CD14 can form clusters with TLR2-TLR6 heterodimers (Ofodile. 2011; Trudler et al. 2010; Oliveira-Nascimento et al. 2012; Hanke and Kielian 2011). Sakai et al. (2013) showed that increased microglial activation in prion-infected CD14−/− occurs concomitantly with increased anti-inflammatory cytokine expression, including IL-10. Thus, TLR2 might transduce cellular signaling through CD14, thereby contributing to microglial adhesion and recognition of PrP106-126. Our groups are working to further delineate such mechanisms.
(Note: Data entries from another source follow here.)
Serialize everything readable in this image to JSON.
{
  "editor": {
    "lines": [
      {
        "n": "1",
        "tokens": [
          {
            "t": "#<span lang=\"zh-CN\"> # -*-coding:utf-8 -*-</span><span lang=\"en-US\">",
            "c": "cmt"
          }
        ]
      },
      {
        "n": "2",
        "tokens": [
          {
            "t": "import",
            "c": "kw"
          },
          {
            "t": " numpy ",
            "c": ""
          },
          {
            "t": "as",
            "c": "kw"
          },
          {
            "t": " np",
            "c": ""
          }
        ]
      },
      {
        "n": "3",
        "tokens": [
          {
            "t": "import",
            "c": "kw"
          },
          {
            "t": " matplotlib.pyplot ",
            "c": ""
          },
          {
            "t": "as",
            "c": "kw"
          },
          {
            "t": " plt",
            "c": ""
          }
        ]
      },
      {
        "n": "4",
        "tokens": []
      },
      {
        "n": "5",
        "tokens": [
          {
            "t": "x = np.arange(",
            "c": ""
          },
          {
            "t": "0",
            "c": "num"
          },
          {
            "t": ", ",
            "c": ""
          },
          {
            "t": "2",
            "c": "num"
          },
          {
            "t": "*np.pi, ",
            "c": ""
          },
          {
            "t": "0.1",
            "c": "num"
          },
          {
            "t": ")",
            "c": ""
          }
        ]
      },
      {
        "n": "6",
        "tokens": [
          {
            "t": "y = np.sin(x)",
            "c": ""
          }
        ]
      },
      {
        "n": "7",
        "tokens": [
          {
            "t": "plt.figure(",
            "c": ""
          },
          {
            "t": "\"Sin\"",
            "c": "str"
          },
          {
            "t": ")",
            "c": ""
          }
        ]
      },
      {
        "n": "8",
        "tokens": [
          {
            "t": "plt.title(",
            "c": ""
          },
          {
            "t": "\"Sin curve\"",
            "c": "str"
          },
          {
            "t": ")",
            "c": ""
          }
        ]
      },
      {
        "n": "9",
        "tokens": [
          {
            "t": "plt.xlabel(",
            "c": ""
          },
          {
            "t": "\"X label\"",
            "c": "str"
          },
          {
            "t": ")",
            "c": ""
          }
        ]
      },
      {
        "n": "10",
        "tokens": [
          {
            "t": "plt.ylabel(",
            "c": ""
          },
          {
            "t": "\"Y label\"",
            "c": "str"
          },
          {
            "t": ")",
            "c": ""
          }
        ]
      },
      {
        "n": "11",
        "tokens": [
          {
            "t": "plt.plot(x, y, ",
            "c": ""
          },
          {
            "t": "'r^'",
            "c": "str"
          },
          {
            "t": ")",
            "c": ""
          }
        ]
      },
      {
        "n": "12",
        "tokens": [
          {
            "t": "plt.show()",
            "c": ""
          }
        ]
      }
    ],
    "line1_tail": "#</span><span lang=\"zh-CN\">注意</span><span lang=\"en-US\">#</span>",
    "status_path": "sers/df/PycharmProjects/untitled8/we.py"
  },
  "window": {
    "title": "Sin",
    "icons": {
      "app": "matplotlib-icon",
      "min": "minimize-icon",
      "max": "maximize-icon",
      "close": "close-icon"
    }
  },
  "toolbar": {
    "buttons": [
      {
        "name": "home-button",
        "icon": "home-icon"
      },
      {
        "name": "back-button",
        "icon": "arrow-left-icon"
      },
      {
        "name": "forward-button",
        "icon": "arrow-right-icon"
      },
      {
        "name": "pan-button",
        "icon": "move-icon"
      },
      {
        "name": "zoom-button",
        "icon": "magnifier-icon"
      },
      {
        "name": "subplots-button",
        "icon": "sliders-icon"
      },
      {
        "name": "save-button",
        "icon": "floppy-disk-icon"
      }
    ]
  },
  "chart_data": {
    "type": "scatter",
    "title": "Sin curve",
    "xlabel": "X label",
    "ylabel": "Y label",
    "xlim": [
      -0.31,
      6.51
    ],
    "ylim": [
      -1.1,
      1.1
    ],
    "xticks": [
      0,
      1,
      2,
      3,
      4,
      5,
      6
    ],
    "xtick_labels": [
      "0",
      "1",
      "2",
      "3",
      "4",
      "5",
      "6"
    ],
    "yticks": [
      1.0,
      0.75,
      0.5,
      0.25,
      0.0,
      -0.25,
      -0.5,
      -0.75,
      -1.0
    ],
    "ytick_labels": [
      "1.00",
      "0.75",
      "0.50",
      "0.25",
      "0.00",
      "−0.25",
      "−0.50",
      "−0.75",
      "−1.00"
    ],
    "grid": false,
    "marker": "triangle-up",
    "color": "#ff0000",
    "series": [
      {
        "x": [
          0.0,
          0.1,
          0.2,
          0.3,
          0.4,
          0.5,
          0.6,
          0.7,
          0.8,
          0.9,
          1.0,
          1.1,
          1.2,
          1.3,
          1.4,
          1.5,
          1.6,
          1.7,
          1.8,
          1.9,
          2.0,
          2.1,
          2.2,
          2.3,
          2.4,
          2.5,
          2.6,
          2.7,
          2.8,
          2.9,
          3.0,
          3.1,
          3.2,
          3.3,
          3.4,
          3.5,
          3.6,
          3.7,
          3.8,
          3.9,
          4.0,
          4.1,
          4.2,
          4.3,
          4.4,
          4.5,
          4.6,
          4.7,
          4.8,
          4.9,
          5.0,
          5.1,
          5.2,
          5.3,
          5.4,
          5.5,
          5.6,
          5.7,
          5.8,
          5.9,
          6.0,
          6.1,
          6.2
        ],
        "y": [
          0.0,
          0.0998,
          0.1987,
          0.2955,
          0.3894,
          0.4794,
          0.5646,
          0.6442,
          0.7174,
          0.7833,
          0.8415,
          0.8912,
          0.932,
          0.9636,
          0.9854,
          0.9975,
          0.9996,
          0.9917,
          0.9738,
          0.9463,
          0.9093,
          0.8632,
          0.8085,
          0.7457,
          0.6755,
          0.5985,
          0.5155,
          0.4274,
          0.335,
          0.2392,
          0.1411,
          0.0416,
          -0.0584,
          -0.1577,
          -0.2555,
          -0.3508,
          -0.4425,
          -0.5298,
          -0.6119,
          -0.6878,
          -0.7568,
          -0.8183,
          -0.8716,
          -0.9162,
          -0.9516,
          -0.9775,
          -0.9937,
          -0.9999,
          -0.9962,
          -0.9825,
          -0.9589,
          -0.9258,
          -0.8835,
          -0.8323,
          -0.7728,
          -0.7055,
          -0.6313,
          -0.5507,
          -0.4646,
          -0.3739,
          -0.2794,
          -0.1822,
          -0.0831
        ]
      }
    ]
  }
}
In conclusion, we showed that PrP106-126 induced microglial activation via the TLR2/NF-κB pathway, and inhibiting TLR2 signaling shifted microglial activation from a neurotoxic to a neuroprotective state. Nevertheless, these preliminary findings need to be confirmed by further in vitro and in vitro investigation. Our results indicate a previously unidentified role for the TLR2 signaling pathway in modulating PrP106-126-induced microglial activation and provide new perspectives for therapeutic strategies that target TLR2-mediated signaling pathways.